Freitag, 8. September 2023

[Schnipseltime] Nicht ohne meine Schatulle von Barbara Schwarzl

 

Am Ende des Flurs fiel eine Tür laut zu. Emma schreckte auf und kehrte wie in Trance auf die Onkologie zurück.

Plötzlich rasten in Sekundenschnelle Schwarzweißbilder der immer und immer wieder sorgfältig verdrängten Kindheit vor ihrem inneren Auge vorbei. Eine Miniszene jagte in atemberaubendem Tempo die nächste – wie auf einer Hochschaubahn: Sie spürte den Gürtel.
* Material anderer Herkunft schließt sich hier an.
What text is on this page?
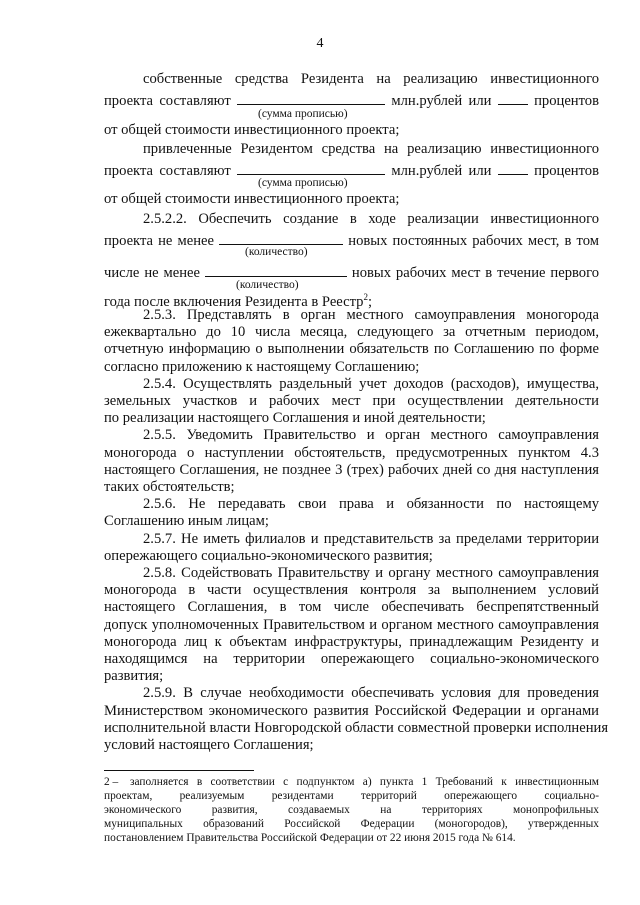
4
собственные средства Резидента на реализацию инвестиционного
проекта составляют	млн.рублей или	процентов
(сумма прописью)
от общей стоимости инвестиционного проекта;
привлеченные Резидентом средства на реализацию инвестиционного
проекта составляют	млн.рублей или	процентов
(сумма прописью)
от общей стоимости инвестиционного проекта;
2.5.2.2. Обеспечить создание в ходе реализации инвестиционного
проекта не менее	новых постоянных рабочих мест, в том
(количество)
числе не менее	новых рабочих мест в течение первого
(количество)
года после включения Резидента в Реестр$^2$;
2.5.3. Представлять в орган местного самоуправления моногорода
ежеквартально до 10 числа месяца, следующего за отчетным периодом,
отчетную информацию о выполнении обязательств по Соглашению по форме
согласно приложению к настоящему Соглашению;
2.5.4. Осуществлять раздельный учет доходов (расходов), имущества,
земельных участков и рабочих мест при осуществлении деятельности
по реализации настоящего Соглашения и иной деятельности;
2.5.5. Уведомить Правительство и орган местного самоуправления
моногорода о наступлении обстоятельств, предусмотренных пунктом 4.3
настоящего Соглашения, не позднее 3 (трех) рабочих дней со дня наступления
таких обстоятельств;
2.5.6. Не передавать свои права и обязанности по настоящему
Соглашению иным лицам;
2.5.7. Не иметь филиалов и представительств за пределами территории
опережающего социально-экономического развития;
2.5.8. Содействовать Правительству и органу местного самоуправления
моногорода в части осуществления контроля за выполнением условий
настоящего Соглашения, в том числе обеспечивать беспрепятственный
допуск уполномоченных Правительством и органом местного самоуправления
моногорода лиц к объектам инфраструктуры, принадлежащим Резиденту и
находящимся на территории опережающего социально-экономического
развития;
2.5.9. В случае необходимости обеспечивать условия для проведения
Министерством экономического развития Российской Федерации и органами
исполнительной власти Новгородской области совместной проверки исполнения
условий настоящего Соглашения;
2 – заполняется в соответствии с подпунктом а) пункта 1 Требований к инвестиционным
проектам, реализуемым резидентами территорий опережающего социально-
экономического развития, создаваемых на территориях монопрофильных
муниципальных образований Российской Федерации (моногородов), утвержденных
постановлением Правительства Российской Федерации от 22 июня 2015 года № 614.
Der linke Arm schmerzte, weil Hartmut sie daran über den Hof zerrte. Die Mutter schlug sie und schrie dabei. Bei der Erinnerung an ihre Stimme hatte sie Frieda vor Augen und fügte die wenigen belauschten Worte wie Puzzleteile zusammen, sodass sie einen Sinn ergaben. Ihr verhasster Stiefvater lebte noch immer. Das Wort Vater hatte sie für ihn selten über die Lippen gebracht, weil er es nicht verdient hatte, so genannt zu werden. Sie rechnete im Geiste nach, wie alt Hartmut inzwischen sein musste. Gewiss weit über neunzig. Und dieser Mistkerl lebte noch immer. Gute Menschen wie Theo oder vielleicht bald Poldi starben zu früh. Es gab keine Gerechtigkeit. Aber das wusste Emma längst.